Innovation alone will not guarantee US primacy. To realize the economic benefits of AI, American businesses need to actually use it. However, if organizations can’t trust AI, they won’t use it. Only 5% of US businesses are using AI, while only 39% of Americans would currently trust AI at work, with perhaps fewer trusting it in high-stakes contexts.
Safety testing could increase Americans’ trust in AI, spurring adoption and economic growth. 96% of Americans agree that “principles and practices of trustworthy AI” are important for trust, but only 30% of Americans believe that existing regulation is sufficient to ensure AI safety. By testing products, companies are providing greater certainty to users that models won’t behave in unexpected and harmful ways.
AI is not the only industry that derives value from safety testing – consider aviation and food testing. Consumers purchase these goods and services because they expect that their planes won’t fall out of the sky and that their food won’t poison them. These expectations are the result of safety testing. If these industries ceased to conduct safety testing, they would likely see demand for their products decrease. Similarly, greater certainty about AI models’ risks will likely increase industry adoption rates and drive economic growth through productivity increases.
Safety testing will not undermine US military advantage. First, safety testing explicitly reduces national security threats by limiting the misuse of AI by malicious actors. Second, safety testing before public release does not prevent the US government from accessing these models.
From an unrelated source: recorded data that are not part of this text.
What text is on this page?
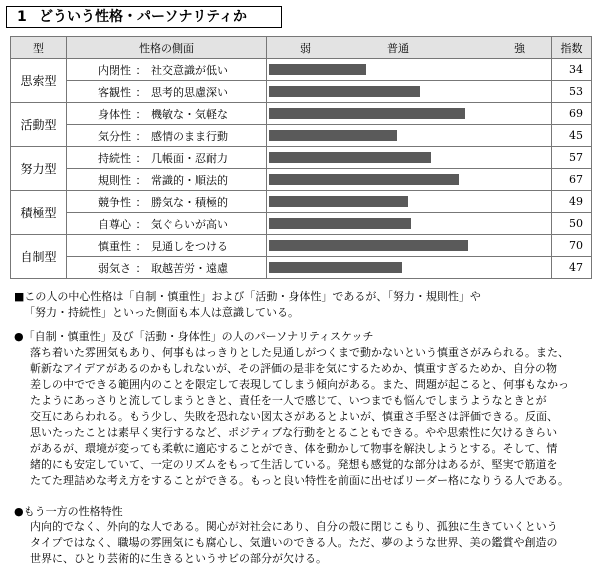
1 どういう性格・パーソナリティか
型	性格の側面	弱 普通 強	指数
思索型	内閉性 ： 社交意識が低い		34
	客観性 ： 思考的思慮深い		53
活動型	身体性 ： 機敏な・気軽な		69
	気分性 ： 感情のまま行動		45
努力型	持続性 ： 几帳面・忍耐力		57
	規則性 ： 常識的・順法的		67
積極型	競争性 ： 勝気な・積極的		49
	自尊心 ： 気ぐらいが高い		50
自制型	慎重性 ： 見通しをつける		70
	弱気さ ： 取越苦労・遠慮		47
■この人の中心性格は「自制・慎重性」および「活動・身体性」であるが、「努力・規則性」や
「努力・持続性」といった側面も本人は意識している。
●「自制・慎重性」及び「活動・身体性」の人のパーソナリティスケッチ
落ち着いた雰囲気もあり、何事もはっきりとした見通しがつくまで動かないという慎重さがみられる。また、
斬新なアイデアがあるのかもしれないが、その評価の是非を気にするためか、慎重すぎるためか、自分の物
差しの中でできる範囲内のことを限定して表現してしまう傾向がある。また、問題が起こると、何事もなかっ
たようにあっさりと流してしまうときと、責任を一人で感じて、いつまでも悩んでしまうようなときとが
交互にあらわれる。もう少し、失敗を恐れない図太さがあるとよいが、慎重さ手堅さは評価できる。反面、
思いたったことは素早く実行するなど、ポジティブな行動をとることもできる。やや思索性に欠けるきらい
があるが、環境が変っても柔軟に適応することができ、体を動かして物事を解決しようとする。そして、情
緒的にも安定していて、一定のリズムをもって生活している。発想も感覚的な部分はあるが、堅実で筋道を
たてた理詰めな考え方をすることができる。もっと良い特性を前面に出せばリーダー格になりうる人である。
●もう一方の性格特性
内向的でなく、外向的な人である。関心が対社会にあり、自分の殻に閉じこもり、孤独に生きていくという
タイプではなく、職場の雰囲気にも腐心し、気遣いのできる人。ただ、夢のような世界、美の鑑賞や創造の
世界に、ひとり芸術的に生きるというサビの部分が欠ける。
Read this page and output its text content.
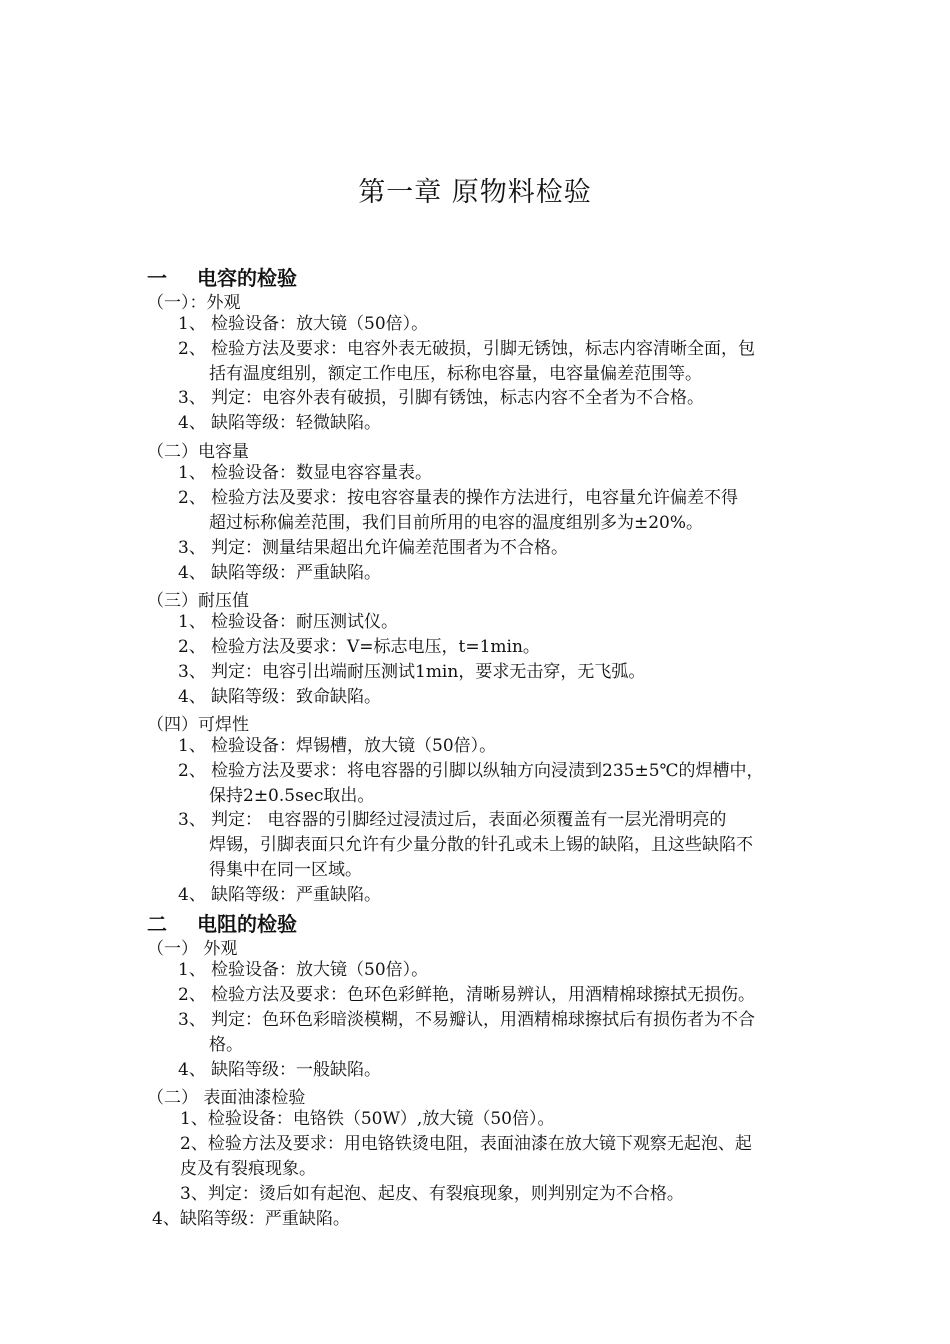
第一章 原物料检验
一 电容的检验
（一）：外观
1、 检验设备：放大镜（50倍）。
2、 检验方法及要求：电容外表无破损，引脚无锈蚀，标志内容清晰全面，包
括有温度组别，额定工作电压，标称电容量，电容量偏差范围等。
3、 判定：电容外表有破损，引脚有锈蚀，标志内容不全者为不合格。
4、 缺陷等级：轻微缺陷。
（二）电容量
1、 检验设备：数显电容容量表。
2、 检验方法及要求：按电容容量表的操作方法进行，电容量允许偏差不得
超过标称偏差范围，我们目前所用的电容的温度组别多为±20%。
3、 判定：测量结果超出允许偏差范围者为不合格。
4、 缺陷等级：严重缺陷。
（三）耐压值
1、 检验设备：耐压测试仪。
2、 检验方法及要求：V=标志电压，t=1min。
3、 判定：电容引出端耐压测试1min，要求无击穿，无飞弧。
4、 缺陷等级：致命缺陷。
（四）可焊性
1、 检验设备：焊锡槽，放大镜（50倍）。
2、 检验方法及要求：将电容器的引脚以纵轴方向浸渍到235±5℃的焊槽中，
保持2±0.5sec取出。
3、 判定： 电容器的引脚经过浸渍过后，表面必须覆盖有一层光滑明亮的
焊锡，引脚表面只允许有少量分散的针孔或未上锡的缺陷，且这些缺陷不
得集中在同一区域。
4、 缺陷等级：严重缺陷。
二 电阻的检验
（一） 外观
1、 检验设备：放大镜（50倍）。
2、 检验方法及要求：色环色彩鲜艳，清晰易辨认，用酒精棉球擦拭无损伤。
3、 判定：色环色彩暗淡模糊，不易瓣认，用酒精棉球擦拭后有损伤者为不合
格。
4、 缺陷等级：一般缺陷。
（二） 表面油漆检验
1、检验设备：电铬铁（50W）,放大镜（50倍）。
2、检验方法及要求：用电铬铁烫电阻，表面油漆在放大镜下观察无起泡、起
皮及有裂痕现象。
3、判定：烫后如有起泡、起皮、有裂痕现象，则判别定为不合格。
4、缺陷等级：严重缺陷。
As with many technologies before AI, security agencies can form private partnerships with AI companies to gain access to technologies prior to public release. Indeed, these partnerships are already occurring. Anthropic partnered with Palantir and Amazon Web Services to provide Claude to US intelligence and defense agencies. The US Africa Command within the Department of Defense purchased OpenAI technology from Microsoft. Through such partnerships, US security agencies could continue to access cutting-edge technology regardless of safety testing conducted before release to the broader public. Although the military use of AI raises complex ethical questions that must be addressed, those concerned with US military advantage cannot plausibly argue that safety testing on public products will inhibit military superiority.
When it comes to “winning” against China, the US has more effective methods at its disposal. To maintain a lead in innovation, the US could supplement hardware industrial policy with targeted immigration reform to increase the supply of technical talent. To drive adoption and economic growth, the government can invest in upskilling and facilitating partnerships with industry users of AI. To ensure that US security agencies have cutting-edge technology, the government should continue partnerships with specialized military technology innovators and provide support in navigating complicated government contracting requirements. Outside of technology policy, the US should conduct careful and clear-eyed diplomacy.
Each of these strategies is more effective and less risky than allowing civilian companies to take shortcuts in the development and release of commercial AI products. Leaving AI entirely unregulated would endanger public safety while doing little to improve America’s international standing. When it comes to AI safety and US primacy, there is no tradeoff.